Now everyone laughed at Charlie because he still had that old lung to help him grab some air when all of the hottest and newest fish in the deep had upgraded to gills and a buoyancy bladder. That's what forced Charlie out of the deep water and close to the shore in the first place ... he was being out-competed in the deep water by more specialized designs.
But all of the other fish were laughing out the other side of their gills when the saw that Charlie could get right up to the water's edge and eat the plants that other fish could not reach.
Some of Charlies kids could reach even further onto the land than Charlie, and natural selection granted more food, fewer predators and more offspring to the decedents of Charlie who were better on land than water.
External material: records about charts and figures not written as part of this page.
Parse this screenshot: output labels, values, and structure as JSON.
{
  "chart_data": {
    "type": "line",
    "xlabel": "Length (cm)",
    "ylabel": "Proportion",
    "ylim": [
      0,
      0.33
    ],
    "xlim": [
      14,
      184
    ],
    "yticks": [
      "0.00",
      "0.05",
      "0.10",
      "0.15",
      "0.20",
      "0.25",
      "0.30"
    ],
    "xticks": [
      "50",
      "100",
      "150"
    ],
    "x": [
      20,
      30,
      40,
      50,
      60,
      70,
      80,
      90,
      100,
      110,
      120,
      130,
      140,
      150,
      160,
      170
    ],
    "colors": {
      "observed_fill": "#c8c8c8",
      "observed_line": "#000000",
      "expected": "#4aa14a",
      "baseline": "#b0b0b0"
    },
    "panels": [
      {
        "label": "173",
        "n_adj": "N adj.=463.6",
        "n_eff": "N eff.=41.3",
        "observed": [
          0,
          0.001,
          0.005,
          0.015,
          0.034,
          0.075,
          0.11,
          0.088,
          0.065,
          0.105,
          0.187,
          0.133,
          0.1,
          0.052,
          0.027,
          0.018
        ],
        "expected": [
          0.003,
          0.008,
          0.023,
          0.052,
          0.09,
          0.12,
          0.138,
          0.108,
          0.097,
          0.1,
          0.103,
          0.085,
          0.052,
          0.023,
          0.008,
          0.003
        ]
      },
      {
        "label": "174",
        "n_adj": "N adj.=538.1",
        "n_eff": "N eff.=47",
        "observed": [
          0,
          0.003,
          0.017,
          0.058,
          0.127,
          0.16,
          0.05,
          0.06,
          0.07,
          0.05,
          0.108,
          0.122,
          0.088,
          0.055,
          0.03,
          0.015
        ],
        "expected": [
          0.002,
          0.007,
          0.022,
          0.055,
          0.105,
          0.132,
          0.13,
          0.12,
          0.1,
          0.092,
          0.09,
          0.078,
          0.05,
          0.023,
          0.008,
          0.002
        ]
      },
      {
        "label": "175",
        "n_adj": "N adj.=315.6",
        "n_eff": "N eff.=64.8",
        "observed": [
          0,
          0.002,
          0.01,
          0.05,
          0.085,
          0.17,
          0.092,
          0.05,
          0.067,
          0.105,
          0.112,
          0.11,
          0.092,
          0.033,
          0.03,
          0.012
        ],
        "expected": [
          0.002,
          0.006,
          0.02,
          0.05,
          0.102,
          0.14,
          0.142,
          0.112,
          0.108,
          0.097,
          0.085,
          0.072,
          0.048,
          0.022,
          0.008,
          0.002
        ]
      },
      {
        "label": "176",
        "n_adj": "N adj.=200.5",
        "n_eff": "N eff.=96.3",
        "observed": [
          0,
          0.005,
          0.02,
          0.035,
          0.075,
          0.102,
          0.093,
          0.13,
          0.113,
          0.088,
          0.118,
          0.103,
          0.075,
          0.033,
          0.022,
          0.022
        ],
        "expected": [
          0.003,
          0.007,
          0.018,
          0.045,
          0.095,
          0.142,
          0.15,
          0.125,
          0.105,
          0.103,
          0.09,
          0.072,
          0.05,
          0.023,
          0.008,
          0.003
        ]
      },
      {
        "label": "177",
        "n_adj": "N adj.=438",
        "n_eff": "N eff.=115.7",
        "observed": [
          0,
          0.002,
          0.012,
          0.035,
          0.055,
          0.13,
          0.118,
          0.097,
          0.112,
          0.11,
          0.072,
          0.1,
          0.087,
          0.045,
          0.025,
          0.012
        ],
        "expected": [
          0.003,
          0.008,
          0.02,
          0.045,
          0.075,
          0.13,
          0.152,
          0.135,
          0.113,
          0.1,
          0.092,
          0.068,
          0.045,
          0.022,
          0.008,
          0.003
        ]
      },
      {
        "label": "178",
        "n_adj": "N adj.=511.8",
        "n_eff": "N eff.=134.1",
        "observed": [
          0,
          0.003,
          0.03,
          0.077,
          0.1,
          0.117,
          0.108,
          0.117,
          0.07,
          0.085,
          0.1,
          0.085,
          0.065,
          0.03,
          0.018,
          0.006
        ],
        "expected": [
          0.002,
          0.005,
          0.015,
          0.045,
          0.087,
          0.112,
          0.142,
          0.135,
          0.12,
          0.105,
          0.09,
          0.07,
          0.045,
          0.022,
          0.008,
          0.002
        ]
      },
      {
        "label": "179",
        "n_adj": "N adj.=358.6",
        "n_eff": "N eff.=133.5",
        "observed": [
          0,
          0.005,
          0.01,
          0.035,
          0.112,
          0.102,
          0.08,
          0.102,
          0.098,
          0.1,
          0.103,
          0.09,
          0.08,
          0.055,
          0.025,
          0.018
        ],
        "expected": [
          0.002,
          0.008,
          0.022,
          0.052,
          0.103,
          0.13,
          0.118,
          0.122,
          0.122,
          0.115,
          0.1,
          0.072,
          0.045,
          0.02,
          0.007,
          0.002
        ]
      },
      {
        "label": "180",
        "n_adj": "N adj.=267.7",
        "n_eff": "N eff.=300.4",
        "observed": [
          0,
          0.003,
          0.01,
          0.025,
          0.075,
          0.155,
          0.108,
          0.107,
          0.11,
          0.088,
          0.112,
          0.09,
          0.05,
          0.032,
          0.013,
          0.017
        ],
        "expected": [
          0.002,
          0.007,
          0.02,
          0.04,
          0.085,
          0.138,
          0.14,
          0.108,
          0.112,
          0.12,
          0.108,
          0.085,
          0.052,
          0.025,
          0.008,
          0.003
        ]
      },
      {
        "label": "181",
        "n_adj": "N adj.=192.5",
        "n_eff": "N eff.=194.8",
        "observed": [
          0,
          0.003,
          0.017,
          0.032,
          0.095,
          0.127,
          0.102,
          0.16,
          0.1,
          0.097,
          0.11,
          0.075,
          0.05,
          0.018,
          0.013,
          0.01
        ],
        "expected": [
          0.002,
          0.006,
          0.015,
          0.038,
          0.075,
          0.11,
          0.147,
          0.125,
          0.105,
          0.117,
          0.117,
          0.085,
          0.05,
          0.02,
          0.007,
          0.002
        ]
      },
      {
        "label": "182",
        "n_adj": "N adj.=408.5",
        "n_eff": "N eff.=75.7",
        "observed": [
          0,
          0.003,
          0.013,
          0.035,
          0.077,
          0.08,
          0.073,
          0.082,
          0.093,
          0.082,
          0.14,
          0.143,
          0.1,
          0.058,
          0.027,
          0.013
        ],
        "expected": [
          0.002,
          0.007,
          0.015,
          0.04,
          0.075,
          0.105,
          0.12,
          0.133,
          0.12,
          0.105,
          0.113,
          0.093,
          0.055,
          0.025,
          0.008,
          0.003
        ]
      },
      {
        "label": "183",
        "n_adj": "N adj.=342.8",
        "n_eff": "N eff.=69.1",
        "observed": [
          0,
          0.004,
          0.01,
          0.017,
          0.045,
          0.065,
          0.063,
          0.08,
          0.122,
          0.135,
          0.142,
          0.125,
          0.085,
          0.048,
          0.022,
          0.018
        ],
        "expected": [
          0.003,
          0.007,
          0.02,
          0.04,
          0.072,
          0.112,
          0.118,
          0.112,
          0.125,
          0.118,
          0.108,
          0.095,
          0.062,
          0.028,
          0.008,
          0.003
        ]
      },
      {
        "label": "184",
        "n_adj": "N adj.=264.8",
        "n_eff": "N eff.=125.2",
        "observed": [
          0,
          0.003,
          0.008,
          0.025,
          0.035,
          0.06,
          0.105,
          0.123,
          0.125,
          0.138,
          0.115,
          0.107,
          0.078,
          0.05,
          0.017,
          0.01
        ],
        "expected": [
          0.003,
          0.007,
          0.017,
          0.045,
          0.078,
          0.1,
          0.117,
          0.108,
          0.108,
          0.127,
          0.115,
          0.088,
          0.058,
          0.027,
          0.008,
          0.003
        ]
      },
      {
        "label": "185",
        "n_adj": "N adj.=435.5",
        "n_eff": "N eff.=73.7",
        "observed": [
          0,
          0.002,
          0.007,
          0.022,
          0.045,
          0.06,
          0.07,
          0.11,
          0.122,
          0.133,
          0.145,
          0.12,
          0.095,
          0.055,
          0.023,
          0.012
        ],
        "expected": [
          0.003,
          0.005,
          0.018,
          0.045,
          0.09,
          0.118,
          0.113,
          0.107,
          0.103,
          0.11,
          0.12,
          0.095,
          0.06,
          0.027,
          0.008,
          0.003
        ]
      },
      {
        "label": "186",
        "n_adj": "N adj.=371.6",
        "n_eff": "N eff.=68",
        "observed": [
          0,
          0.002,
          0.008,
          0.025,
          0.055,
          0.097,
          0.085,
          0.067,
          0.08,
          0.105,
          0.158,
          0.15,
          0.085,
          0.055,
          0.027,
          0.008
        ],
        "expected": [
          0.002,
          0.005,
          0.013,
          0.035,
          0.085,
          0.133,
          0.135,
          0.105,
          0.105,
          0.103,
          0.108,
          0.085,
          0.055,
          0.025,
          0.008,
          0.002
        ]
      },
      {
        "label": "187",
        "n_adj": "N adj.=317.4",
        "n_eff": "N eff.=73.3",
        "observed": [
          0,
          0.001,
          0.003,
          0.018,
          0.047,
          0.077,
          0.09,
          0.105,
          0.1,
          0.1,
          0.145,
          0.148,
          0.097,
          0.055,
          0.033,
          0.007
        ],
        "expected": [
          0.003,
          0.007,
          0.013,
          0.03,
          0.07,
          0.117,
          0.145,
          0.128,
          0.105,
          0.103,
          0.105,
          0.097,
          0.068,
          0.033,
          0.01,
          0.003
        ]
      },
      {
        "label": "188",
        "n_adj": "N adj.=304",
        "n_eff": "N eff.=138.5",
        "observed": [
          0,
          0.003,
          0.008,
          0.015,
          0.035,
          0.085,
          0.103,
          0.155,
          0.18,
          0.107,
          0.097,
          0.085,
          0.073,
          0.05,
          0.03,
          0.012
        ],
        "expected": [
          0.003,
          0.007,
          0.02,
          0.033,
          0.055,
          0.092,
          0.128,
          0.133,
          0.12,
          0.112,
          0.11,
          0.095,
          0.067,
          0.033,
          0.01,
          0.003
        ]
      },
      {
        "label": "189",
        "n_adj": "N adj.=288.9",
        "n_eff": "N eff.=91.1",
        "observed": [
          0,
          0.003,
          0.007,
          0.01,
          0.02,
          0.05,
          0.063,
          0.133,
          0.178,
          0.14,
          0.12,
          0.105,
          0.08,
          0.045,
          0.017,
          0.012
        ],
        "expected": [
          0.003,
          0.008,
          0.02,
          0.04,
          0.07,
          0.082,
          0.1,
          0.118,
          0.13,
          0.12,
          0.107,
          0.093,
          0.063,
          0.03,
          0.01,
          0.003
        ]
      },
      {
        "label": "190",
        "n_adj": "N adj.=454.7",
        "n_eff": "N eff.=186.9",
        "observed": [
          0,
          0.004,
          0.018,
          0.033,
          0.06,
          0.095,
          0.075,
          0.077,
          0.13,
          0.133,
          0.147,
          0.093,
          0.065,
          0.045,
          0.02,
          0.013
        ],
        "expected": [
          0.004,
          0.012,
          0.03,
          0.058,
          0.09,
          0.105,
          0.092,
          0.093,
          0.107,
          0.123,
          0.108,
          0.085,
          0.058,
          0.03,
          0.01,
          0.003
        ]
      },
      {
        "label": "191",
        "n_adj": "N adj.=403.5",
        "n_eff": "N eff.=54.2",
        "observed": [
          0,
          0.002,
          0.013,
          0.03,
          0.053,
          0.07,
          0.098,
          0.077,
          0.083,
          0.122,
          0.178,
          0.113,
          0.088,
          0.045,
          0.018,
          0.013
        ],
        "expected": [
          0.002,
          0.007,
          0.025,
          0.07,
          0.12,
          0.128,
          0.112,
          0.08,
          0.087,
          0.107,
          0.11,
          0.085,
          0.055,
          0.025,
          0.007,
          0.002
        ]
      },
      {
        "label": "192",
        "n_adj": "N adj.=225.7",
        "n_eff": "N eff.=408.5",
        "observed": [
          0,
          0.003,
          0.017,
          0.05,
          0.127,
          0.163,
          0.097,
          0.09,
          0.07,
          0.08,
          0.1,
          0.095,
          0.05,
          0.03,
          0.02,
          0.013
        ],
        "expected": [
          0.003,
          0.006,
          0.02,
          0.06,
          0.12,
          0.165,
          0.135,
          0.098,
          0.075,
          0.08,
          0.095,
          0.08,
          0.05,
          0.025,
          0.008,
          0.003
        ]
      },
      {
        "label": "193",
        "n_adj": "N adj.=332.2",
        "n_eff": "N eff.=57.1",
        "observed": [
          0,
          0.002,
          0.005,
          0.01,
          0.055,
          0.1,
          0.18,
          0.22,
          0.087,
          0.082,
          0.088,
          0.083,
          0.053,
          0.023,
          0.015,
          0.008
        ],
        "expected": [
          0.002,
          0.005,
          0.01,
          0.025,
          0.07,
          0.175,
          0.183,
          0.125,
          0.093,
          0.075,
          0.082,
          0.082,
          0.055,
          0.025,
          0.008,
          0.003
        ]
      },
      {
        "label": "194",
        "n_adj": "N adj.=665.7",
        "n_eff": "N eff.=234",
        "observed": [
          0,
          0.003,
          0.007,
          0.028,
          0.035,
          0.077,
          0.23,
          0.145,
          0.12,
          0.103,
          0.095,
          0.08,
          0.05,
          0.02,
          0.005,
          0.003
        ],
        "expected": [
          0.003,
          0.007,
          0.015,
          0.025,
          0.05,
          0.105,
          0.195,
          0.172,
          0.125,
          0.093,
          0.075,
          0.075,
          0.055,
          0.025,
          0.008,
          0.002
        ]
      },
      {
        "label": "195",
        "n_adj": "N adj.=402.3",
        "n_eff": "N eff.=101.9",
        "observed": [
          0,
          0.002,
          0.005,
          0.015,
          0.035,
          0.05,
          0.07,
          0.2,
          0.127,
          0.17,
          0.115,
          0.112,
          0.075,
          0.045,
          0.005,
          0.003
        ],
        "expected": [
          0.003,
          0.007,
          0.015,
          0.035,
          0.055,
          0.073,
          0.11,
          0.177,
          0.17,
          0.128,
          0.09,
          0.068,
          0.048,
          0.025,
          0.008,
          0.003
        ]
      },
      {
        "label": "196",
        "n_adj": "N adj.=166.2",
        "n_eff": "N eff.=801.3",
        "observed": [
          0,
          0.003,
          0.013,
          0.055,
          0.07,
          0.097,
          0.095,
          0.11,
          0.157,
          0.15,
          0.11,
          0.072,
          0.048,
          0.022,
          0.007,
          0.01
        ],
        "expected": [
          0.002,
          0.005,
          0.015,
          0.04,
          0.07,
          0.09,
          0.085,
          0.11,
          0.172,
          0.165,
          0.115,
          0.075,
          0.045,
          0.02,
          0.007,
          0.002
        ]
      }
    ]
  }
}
Eventually, his decedents were born in the water and were able to live completely on the land.
The question is not How, but Why.
Was it all random chance? Bob Jr and Charlie Jr were just really lucky.
Did a Creator step in for a 'day' and say 'Let Bob Jr cover the land with plants, and it was so'?
Did a Creator step in for another 'day' and say 'Let Charlie Jr cover the land with animals, and it was so'?
Biology cannot answer Why, that is not Biology's job.
Theology can answer Why, but tends to be a little fuzzy on How.
I have questions about some of the details of How, but the process seems far too similar to what can still be observed in any disturbed field that transitions from the first small tough weeds and grases to a dense forest over several decades. I have seen how life works. How it struggles to fill every disturbed patch of dirt.
I have seen trees that self-hybridize without any human effort (the bane of my plant identification existence).
It is not an unreasonable leap to imagine that more time could yield more dramatic results.
In my opinion, adaptation does not prove that there is no God.
My faith is not built upon a flat earth, or the sun orbiting the earth, or the necessity of a 6000 year old universe.
If God exists NOW (and I find compelling evidence that He does), then God existed THEN, and the 'How' of creation is only an interesting footnote compared to the 'Who' of the story of Creation.
[I will have undoubtedly gotten some of the details wrong ... so what ... the underlying point still stands. How does not negate Who and Why.]